Once recall is put in motion, two separate elections will be held simultaneously. First, voters will decide whether Newsom should be recalled. Then, they will be asked whom they want to be Newsom’s successor if he is recalled.
Requirements for getting on the ballot to succeed Newsom are quite lax. You need only 65 valid signatures and $3,500.
California Democrats are divided along identity politics lines. When Newsom appointed Secretary of State Alex Padilla to succeed Kamala Harris in the Senate, San Francisco Mayor London Breed called the selection “a real blow to the African American community”. Asians, Afro-Americans, Latinex & LBGTQ activists will doubtlessly clamor for their group to be represented on the ballot.
In this environment if the GOP could coalesce around a credible candidate like former San Diego Mayor Kevin Faulconer, they could win the election against a fractured Democratic party. Faulconer has already formed an exploratory committee for a possible Gubernatorial run.

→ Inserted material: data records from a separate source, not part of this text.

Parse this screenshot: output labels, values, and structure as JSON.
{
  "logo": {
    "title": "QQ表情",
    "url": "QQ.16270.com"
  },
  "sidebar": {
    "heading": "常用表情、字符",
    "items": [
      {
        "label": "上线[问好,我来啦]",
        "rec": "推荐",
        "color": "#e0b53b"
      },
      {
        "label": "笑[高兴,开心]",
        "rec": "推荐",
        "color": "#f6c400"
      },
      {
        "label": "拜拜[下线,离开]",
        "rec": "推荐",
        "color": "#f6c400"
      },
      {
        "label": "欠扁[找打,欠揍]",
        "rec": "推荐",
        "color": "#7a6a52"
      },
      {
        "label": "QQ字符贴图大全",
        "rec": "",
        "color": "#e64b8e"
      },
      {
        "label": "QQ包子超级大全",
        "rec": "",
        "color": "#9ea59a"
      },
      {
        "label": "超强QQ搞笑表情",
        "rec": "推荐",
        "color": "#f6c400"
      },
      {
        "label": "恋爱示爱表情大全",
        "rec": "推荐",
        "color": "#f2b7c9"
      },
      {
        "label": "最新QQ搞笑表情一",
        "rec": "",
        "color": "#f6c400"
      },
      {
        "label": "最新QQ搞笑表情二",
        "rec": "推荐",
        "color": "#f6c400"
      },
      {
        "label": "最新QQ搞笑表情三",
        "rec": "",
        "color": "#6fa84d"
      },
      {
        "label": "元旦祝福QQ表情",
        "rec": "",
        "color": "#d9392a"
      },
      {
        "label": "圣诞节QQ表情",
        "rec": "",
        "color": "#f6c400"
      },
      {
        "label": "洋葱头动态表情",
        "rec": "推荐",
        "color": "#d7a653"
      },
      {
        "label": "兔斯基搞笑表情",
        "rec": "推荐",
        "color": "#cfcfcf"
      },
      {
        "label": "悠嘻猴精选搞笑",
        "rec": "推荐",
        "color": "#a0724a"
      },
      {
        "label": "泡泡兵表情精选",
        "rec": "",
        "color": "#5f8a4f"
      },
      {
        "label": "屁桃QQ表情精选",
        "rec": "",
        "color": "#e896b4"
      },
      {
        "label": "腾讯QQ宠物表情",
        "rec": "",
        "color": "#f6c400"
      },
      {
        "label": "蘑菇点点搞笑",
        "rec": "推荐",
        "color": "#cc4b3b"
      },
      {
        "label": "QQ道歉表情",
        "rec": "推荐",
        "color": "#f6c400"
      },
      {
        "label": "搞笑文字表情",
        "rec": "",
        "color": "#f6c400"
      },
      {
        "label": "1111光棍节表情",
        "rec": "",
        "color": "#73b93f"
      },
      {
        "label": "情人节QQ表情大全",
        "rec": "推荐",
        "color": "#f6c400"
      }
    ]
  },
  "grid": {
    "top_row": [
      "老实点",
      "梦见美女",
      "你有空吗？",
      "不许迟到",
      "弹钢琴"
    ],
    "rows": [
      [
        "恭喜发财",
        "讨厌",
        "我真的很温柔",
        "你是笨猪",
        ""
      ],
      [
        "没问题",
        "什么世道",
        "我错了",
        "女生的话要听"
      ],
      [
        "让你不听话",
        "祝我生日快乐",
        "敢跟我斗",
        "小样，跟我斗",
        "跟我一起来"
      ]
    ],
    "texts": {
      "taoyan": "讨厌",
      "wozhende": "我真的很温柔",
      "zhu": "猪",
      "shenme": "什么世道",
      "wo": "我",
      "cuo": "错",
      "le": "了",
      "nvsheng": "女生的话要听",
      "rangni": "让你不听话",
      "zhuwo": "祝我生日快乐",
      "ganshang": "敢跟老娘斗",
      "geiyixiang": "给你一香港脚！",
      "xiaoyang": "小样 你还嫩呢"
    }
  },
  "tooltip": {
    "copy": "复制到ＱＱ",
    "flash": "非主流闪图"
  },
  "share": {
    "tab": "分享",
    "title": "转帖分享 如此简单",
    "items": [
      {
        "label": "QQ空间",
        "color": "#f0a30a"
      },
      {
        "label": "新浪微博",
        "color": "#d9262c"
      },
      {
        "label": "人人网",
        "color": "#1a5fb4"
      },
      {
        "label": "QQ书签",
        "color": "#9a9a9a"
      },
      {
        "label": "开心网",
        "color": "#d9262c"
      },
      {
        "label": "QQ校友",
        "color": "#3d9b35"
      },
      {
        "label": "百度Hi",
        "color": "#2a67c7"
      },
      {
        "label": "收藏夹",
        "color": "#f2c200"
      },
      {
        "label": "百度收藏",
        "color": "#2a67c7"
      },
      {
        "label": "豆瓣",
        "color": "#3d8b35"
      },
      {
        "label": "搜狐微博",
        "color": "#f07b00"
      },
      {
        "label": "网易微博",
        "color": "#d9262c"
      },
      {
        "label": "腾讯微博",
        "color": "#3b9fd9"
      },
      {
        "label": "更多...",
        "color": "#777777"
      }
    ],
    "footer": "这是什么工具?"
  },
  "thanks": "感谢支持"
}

Conservative sentiment may be more widespread in California than generally believed. In the recent election, conservative arguments prevailed at the polls on propositions dealing with Affirmative Action, rent controls, abolishing cash bail as well as changing Uber drivers and other app based workers from contractors to employees.
Other deep Blue states – Massachusetts, Maryland, Vermont – have GOP Governors. But gaining the Chief Executive’s chair in the nation’s largest state would be a real shot in the arm to GOP morale after the loss of the Presidency and Senate.